Building Network Automation Solutions - September 2017 session

The introductory section of the September 2017 course covered the logistics, selecting the best tool for the job and discussion questions.

Patrick Ogenstad described his network automation journey, from writing firewall rules in Excel to deploying large-scale network automation solutions. As he progressed through the problems he solved on this journey, he also identified the lessons learned, pitfalls and takeaways.

Once you've mastered a tool, it's tempting to use it for every job no matter how suitable it is. Alternatively, there are so many tools out there that it's really hard to select the best one… and then there's the usual dilemma of choosing between open-source and commercial offerings.

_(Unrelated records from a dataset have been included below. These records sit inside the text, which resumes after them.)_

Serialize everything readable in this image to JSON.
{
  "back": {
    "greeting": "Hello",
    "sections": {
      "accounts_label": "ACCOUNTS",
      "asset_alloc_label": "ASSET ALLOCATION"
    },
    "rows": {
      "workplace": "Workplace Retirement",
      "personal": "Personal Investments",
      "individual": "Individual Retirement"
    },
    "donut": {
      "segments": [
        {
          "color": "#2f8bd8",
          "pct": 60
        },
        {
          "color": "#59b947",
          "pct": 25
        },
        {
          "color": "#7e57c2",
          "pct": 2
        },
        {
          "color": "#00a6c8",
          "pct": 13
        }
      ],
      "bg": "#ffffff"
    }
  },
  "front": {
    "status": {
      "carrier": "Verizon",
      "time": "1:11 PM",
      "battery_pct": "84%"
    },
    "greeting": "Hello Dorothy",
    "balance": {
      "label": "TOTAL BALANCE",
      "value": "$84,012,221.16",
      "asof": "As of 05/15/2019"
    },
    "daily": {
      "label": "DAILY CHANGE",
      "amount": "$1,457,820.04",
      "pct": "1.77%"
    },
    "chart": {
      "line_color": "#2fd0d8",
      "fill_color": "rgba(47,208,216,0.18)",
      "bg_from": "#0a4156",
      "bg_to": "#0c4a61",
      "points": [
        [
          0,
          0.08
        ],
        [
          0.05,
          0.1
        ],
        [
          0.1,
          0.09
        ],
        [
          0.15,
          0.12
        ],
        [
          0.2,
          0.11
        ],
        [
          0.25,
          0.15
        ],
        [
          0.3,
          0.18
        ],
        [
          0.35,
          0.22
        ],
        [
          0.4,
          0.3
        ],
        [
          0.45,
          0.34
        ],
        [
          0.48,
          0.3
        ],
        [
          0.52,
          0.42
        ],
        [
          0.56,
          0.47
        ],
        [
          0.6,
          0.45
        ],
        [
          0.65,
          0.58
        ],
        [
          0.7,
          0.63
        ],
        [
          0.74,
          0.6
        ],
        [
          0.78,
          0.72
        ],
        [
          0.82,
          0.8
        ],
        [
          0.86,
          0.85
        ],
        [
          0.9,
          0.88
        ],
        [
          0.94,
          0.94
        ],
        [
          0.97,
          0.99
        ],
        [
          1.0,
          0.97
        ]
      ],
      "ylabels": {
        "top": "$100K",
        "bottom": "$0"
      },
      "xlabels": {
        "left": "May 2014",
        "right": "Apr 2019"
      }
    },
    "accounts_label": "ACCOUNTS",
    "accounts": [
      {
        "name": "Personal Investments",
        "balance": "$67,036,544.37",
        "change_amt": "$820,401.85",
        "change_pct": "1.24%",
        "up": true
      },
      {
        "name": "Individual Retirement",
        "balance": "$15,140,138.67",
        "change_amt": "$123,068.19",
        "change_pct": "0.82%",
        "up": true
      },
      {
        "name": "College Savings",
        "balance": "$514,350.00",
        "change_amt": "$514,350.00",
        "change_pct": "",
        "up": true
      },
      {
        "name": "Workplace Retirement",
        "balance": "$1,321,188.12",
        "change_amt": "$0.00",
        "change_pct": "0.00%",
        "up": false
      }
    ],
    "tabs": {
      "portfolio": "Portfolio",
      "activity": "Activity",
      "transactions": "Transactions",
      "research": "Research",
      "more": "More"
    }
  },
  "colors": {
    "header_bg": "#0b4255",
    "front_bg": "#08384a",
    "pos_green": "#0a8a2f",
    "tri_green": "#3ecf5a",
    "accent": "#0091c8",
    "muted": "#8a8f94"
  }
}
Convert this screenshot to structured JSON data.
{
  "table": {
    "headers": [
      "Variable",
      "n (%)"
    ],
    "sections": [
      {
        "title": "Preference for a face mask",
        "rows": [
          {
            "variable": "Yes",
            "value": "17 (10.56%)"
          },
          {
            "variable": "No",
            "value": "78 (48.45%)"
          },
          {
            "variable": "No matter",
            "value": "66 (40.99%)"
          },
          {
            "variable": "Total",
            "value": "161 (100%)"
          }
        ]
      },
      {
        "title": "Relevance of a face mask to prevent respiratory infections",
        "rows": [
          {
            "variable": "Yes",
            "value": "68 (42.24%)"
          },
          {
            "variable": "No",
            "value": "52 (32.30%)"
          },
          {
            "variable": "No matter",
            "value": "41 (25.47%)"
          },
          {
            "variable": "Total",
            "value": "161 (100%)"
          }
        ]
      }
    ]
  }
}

This section will help you get started - it describes typical challenges, differences between fixed-purpose products, platforms and tools, and gives you some selection guidelines. It also includes a few hints on how to study new tools more effectively.

One of the simple solutions that can increase the reliability of your network is comparing the network state before and after a change.

This case study describes:

• How you could collect and compare network state
• How to collect network state with Ansible and compare it with diff
• How to remove time-dependent information from the network state

NetQ is a tool developed by Cumulus Networks that allow you to validate proper operation of your network (BGP and OSPF adjacencies, LLDP neighbors...), log network state changes, inspect network state at any time in the past, and perform end-to-end path tracing including overlay-to-underlay mapping.

While configuring network devices with OpenConfig sounds really interesting, don't expect to be able to do it any time soon - the vendors are (as usual) very reluctant to add yet another layer of indirection on top of their already-bloated software.

David Barroso decided to fix that problem within NAPALM, and wrote a set of libraries (napalm-yang) that perform translation between OpenConfig (or any other) YANG data model and device configurations.

Most of the intent-based systems are nothing more than a fancy orchestration system with an abstraction layer. This section describes the many levels of abstraction you can implement in such a system, and the data models you would need to do it.

Orchestration systems with an abstraction layer usually use network- and services data models to describe the desired system functionality, and device (or node) data models to describe the target state of the system.

In every such system, someone has to perform the mapping between the high-level and low-level data models, and this section describes how you can do that with Ansible.

Every network automation solution needs an authoritative source of truth. This section describes how you can use IPAM tools (using NetBox as a sample tool to illustrate the concepts) to provide the source of truth for IP address assignments, IP subnet allocation, VLAN numbering, and even shared secrets like RADIUS keys.

Using Ansible device configuration modules to change parts of device configuration seems easy enough (as does replacing the whole device configuration with NAPALM)... but as always, you'll encounter numerous showstoppers and caveats when trying to use them.

This section describes the principles of managing network device configurations, the caveats of using Ansible device configuration modules, and the details of recovering from failures using configuration rollback mechanisms.

GitLab CI is one of the commonly-used networking-focused continuous integration tools due to its agent-based architecture.

In this section Pete Lumbis explained how he uses GitLab CI to test his network automation scripts and device configurations.

The discussion questions for Module#5 included limiting automation user access to network devices and the moment at which you should start adding compliance checks and validations to your network automation solution.

UBS AG started using network automation to speed up the data center deployment process. The project was a huge success and resulted in UBS embracing automation in campus, WAN and remote office network deployments.

In this section Thomas Wacker described the UBS automation journey and how far they got in 2017.

Joe Hlasnik described how his company uses network automation to provision and decomission network services, the benefits of Ansible Tower, and the user interface they developed for their operators.